The shareholders’ letter to the iPhone maker cites high rates of teen depression and suicide, linked to overuse of electronic devices.

By Michael MarksJanuary 12, 2018 11:03 am

In the U.S., nearly 45 percent of smartphone owners carry an Apple iPhone. This market dominance has brought increasing scrutiny to the company, even from some of its own shareholders. They’re complaining that the success of the iPhone may be coming at too great a cost to the health of the nation’s kids. Last weekend, some Apple investors sent a letter to the company, asking that they address what the investors call a new public health crisis – so-called smartphone addiction among kids.

Activist investors Jana Partners, and the California Teachers’ Retirement System, say that studies show links between overuse of social media and electronic devices with mental health risks, like depression, anxiety, and even risks for suicide.

Jean Twenge, professor of Psychology and author of the book “iGen: Why Today’s Super-Connected Kids Are Growing Up Less Rebellious, More Tolerant, Less Happy – and Completely Unprepared for Adulthood,” is among the authors of the letter to Apple. She says the rates of clinical-level depression and suicide among teens began to increase in 2010, right around the time smartphones became common among people in that age group.

“In a recent study, we found that teens who spent five or more hours a day on electronic devices were 71 percent more likely to have at least one risk factor for suicide than those who spent less than an hour a day,” Twenge says. Those risk factors include feeling depressed for two weeks, thinking about suicide, and planning or attempting suicide.

In singling out Apple, Twenge says the investors are arguing that in addition to achieving public health benefits, the company also could increase shareholder value by addressing the problem.

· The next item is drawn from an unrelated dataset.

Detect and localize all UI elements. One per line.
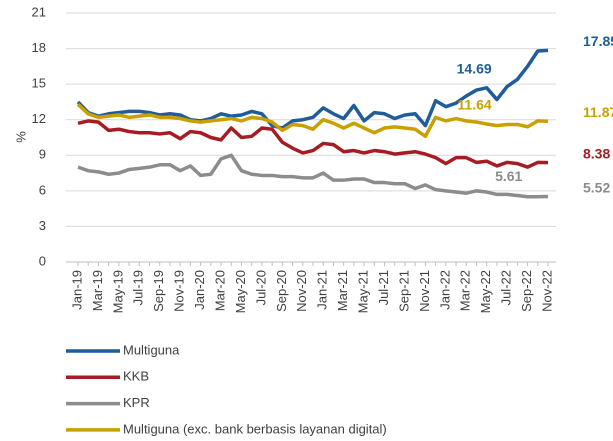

“Apple gets most of their profit when people buy the device, regardless of how much they use it,” she says. “And parents might be even more likely to buy Apple devices for their kids if they were easier to set up in a way that would be safer for kids – that would, say, limit the amount of hours per day the child could use the device…not allow certain apps to be installed. There’s all kinds of possibilities.”

Twenge says other smartphone operating systems allow for more granular control, and access restrictions. Many of those controls come through third-party apps you can buy or download from the Google Play store, in the case of Android phones.

“Apple hasn’t really kept up with other manufacturers in parental controls,” Twenge says. “To be fair, there are third-party apps that allow more parental would be ideal if Apple could integrate such controls into their operating system.”

Twenge says Apple made a brief statement indicating the company would add more parental control features in the future, and that they were open to discussing the issue.

To those who suggest the real solution lies with parents, not companies, Twenge says tech solutions are the best way to keep kids safe.

“Nobody wants to have a wrestling match with a teenager over a phone,” she says.